Representatives for Seyfarth Shaw, the law firm representing the defendants, expressed disappointment in the verdict.``We do not believe that it (the jury's verdict) reflects the evidence, nor the respectful work environment and company values we live by. We are carefully reviewing our options for appeal,'' their statement said. 

In his final argument Tuesday, Shegerian recommended that Rael be awarded a collective total of $73 million in punitive damages.``This wasn't some accident that a whole department was wiped out and replaced by people younger and cheaper,'' Shegerian said. ``What you've realized in your verdict, they've known for years.''In addition, the companies were ``acknowledging zero wrongdoing,'' Shegerian said. 

However, defense attorney Jon Meer said the first verdict was received by management at the highest levels of the companies and that those responsible for the multimillion-dollar award will ``have a stain on their personal records for the rest of their lives.''The first verdict ``hit us hard and has got our attention,'' Meer said. Meer repeatedly interrupted Shegerian for showing the jury slides detailing civil rights laws dating back to 1866, saying such information was not relevant and that his clients should not be blamed for something 150 years ago. 

Shegerian said the defense disobeyed three court orders to turn over all the information sought by the plaintiff about the assets of the companies. After her departure from the companies, Rael got another job that pays more money, according to Meer. 

Unlike Tuesday's quick verdict, the jury spent four days deliberating in the first phase of the case. Rael said she was subjected to such comments as ``you are outdated,'' ``we need younger workers here,'' ``you are part of the old culture'' and ``dumb female.''Rael said many of the disparaging remarks were made by her direct supervisor, Fernando Estavillo, and his boss, Mark Valiquette. Estavillo testified he did not discriminate against anyone because of their age. In addition to age discrimination, the jury found true Rael's causes of action for age harassment, wrongful termination and retaliation. 

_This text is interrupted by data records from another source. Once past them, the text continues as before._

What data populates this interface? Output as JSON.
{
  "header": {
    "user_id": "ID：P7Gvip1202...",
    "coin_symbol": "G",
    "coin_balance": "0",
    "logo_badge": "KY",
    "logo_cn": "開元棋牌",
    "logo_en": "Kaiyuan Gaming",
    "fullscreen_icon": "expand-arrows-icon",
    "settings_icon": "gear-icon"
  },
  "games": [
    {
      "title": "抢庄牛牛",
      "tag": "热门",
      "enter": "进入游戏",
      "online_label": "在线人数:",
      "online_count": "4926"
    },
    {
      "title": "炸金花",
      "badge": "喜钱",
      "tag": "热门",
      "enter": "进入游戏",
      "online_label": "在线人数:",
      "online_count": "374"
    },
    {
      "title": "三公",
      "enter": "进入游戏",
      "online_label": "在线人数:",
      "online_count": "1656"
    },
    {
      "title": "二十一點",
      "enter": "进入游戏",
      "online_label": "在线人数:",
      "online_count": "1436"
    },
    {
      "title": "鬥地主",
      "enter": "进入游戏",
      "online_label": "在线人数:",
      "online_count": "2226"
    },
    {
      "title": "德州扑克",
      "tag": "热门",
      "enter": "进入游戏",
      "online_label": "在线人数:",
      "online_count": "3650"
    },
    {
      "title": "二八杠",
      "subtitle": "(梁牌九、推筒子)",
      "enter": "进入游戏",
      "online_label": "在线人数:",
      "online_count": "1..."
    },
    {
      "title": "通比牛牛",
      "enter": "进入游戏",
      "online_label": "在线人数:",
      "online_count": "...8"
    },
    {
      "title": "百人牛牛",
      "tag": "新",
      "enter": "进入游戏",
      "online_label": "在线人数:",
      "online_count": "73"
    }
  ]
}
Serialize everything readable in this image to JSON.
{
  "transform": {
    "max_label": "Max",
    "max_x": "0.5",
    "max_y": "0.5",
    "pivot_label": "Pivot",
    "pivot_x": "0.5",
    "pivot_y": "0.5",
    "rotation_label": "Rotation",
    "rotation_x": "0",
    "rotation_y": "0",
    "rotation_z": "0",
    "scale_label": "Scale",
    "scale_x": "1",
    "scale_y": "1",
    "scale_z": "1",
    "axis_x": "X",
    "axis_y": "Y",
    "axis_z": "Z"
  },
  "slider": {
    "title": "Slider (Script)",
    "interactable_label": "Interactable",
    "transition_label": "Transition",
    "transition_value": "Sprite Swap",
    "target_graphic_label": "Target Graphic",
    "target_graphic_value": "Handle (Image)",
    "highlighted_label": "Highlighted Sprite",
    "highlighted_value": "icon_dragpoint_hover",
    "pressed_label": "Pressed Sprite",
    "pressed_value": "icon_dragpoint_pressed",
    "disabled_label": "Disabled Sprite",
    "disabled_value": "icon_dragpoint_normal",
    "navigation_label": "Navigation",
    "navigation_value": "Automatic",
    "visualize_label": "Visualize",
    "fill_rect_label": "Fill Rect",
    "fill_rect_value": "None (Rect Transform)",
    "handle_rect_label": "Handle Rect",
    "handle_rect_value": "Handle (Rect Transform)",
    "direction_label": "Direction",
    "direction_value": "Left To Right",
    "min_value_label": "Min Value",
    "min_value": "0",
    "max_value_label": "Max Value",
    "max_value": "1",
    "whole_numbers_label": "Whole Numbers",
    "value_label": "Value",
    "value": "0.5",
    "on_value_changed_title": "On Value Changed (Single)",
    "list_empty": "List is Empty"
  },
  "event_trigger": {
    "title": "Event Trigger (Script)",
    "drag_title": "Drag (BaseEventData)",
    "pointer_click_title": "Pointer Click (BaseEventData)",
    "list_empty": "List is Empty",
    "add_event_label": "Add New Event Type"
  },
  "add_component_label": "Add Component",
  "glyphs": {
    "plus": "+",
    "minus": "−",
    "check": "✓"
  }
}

Rael worked for the various entities from November 1978 until she said she was forced to quit in October 2014. She was a materials buyer and planner during her final two years of employment there.She testified she worked in various plant locations, including Glendora, San Dimas and Orange. Washington-based Danaher, known for its Craftsman line of tools, has been a growing player in medical technology. Rael testified that Estavillo became her supervisor in March 2014. She said he put extreme pressure on her to perform exactly as he demanded or else she would be fired. 

After Rael quit because of the stress of her job, she was replaced by a man in his 20s, according to her court papers. 

Danaher acquired Sybron, where Rael previously worked, for $2 billion in 2006.